- Date: June-July
- Location: Belgium
- Methods: Wildcat strikes

Parties
| Workers | Belgian government |

Lead figures
- Paul van Zeeland

Casualties
- Results: Legal minimum wage; Six days' paid holidays; 40-hour week;

= Belgian general strike of 1936 =

General strike in Belgium

In Belgium, a general strike took place in June and July 1936. It was the first wave of strikes since the 1932 general strike which had occurred during the Great Depression. It broke out as part of a wildcat strike among dockworkers in the Port of Antwerp on 2 June 1936 and quickly spread to other industrial regions without the endorsement of the country's major trades unions. It was characterised by the new tactic of workplace occupations and took place against the backdrop of the creation of France's Popular Front in May 1936 and the Matignon Agreements which had followed a general strike in France from May to June 1936. It also occurred against the backdrop of the Spanish Civil War which proved divisive in Belgium. Nonetheless, the Belgian strike was unusual in uniting socialist and Catholic trade union federations in support.

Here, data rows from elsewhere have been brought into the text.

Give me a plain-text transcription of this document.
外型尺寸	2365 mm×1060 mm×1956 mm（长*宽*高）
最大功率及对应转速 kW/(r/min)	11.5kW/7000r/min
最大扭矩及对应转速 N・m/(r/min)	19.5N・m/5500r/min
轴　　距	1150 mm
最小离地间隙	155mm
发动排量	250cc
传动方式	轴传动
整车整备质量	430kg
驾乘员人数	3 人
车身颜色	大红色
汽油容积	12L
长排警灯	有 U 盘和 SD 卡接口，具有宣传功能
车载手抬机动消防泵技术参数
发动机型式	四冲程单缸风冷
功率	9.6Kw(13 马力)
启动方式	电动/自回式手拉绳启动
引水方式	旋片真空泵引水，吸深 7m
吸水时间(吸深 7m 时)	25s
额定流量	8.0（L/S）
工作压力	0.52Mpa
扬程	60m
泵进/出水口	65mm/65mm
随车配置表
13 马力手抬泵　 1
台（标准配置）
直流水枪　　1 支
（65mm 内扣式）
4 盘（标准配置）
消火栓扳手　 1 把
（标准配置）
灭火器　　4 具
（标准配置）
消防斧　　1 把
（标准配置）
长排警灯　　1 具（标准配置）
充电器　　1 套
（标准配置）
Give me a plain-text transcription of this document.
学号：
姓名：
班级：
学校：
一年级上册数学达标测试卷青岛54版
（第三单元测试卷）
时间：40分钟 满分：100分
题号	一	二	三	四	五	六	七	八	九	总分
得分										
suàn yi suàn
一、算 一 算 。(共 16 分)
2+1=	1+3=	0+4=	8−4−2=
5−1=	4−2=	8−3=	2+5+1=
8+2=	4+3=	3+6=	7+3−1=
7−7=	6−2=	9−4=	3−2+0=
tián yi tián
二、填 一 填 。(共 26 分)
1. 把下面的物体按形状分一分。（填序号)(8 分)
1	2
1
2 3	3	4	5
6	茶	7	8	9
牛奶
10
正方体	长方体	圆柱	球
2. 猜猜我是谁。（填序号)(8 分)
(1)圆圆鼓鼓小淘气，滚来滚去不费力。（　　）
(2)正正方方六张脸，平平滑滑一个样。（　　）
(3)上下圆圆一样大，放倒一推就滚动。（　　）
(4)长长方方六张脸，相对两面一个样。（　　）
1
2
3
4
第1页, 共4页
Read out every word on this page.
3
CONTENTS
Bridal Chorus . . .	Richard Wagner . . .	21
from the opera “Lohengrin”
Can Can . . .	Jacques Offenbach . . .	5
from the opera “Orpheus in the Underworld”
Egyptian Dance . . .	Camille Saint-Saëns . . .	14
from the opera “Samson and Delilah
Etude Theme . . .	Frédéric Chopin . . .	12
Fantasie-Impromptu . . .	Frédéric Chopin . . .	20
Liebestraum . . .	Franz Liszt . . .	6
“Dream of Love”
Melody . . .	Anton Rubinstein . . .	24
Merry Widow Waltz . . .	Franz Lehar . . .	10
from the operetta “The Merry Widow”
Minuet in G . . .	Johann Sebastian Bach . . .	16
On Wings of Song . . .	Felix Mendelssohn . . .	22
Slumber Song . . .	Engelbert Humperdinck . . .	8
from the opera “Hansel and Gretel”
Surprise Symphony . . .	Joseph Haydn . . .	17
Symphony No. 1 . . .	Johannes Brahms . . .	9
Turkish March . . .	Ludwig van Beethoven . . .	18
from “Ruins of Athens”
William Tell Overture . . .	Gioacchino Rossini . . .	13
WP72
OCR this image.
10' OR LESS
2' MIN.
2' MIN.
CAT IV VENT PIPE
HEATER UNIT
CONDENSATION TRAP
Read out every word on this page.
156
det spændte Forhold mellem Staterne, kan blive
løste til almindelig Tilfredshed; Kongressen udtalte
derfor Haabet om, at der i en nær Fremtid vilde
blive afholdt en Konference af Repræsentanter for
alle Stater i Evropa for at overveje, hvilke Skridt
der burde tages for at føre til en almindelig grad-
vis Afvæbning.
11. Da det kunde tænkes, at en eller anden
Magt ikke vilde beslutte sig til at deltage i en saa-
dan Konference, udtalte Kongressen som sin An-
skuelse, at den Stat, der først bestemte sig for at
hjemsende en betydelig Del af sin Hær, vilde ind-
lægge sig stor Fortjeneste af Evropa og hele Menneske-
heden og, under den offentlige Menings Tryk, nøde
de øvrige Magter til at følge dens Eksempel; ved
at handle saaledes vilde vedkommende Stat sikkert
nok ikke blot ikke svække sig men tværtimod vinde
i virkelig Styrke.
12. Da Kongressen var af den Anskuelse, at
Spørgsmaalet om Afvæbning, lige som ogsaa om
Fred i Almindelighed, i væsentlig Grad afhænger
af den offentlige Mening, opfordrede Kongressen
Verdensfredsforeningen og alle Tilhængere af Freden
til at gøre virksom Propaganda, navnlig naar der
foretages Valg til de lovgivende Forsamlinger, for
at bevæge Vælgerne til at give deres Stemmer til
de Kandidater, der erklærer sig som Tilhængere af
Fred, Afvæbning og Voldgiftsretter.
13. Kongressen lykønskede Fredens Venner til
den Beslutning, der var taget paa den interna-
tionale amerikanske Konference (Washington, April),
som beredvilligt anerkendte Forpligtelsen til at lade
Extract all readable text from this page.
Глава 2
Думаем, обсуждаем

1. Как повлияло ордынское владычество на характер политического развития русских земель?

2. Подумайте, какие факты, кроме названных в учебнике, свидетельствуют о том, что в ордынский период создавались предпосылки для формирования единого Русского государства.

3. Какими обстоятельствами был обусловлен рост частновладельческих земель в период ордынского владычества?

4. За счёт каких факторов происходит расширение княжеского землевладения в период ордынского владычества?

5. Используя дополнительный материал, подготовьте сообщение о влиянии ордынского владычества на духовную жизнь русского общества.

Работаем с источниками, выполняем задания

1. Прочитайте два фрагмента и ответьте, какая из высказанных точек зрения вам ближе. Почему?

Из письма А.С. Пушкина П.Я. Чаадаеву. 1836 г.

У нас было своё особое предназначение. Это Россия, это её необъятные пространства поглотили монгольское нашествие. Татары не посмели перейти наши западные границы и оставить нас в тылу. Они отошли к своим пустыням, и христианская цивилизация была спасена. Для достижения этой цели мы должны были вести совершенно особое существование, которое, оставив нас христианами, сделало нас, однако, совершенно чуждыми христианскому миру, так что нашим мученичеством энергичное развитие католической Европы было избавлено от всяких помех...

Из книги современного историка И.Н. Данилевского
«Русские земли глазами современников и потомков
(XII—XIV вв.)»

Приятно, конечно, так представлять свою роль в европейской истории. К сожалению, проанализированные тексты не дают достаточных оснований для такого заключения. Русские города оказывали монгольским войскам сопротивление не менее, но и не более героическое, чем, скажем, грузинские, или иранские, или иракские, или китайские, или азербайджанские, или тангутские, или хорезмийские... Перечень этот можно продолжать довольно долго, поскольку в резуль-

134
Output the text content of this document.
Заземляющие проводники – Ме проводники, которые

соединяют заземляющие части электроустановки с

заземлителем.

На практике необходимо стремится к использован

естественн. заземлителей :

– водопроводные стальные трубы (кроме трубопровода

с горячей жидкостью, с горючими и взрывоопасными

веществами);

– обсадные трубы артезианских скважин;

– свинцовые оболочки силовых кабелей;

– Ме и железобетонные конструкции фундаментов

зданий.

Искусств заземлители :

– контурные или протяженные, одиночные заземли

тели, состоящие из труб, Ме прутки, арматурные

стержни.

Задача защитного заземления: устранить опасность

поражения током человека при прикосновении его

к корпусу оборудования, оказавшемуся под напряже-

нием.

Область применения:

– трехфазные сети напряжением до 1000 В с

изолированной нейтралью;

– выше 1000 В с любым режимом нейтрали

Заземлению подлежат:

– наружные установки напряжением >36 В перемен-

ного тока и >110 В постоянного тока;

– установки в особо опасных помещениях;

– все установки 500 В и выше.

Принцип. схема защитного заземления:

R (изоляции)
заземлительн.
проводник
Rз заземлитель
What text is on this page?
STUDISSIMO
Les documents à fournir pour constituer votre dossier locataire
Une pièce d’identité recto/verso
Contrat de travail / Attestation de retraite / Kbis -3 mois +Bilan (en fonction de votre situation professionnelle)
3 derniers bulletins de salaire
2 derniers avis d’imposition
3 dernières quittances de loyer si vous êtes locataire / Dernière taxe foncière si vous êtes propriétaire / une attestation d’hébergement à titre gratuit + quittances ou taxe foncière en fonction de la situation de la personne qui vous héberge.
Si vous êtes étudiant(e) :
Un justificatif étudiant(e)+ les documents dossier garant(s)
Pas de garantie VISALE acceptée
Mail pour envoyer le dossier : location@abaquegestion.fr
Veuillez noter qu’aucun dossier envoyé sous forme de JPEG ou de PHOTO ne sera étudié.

Paul Van Zeeland, the incumbent Catholic prime minister, agreed to convene a National Labour Conference (Conférence Nationale du Travail) on 17 June 1936 to bring together trade union and company representatives. It brokered a compromise agreement including the introduction of a legal minimum wage, six days' paid holidays, and a maximum 40-hour working week for workers in particular industrial occupations. It also including the right to form trades unions. The strike formally ended on 2 July 1936.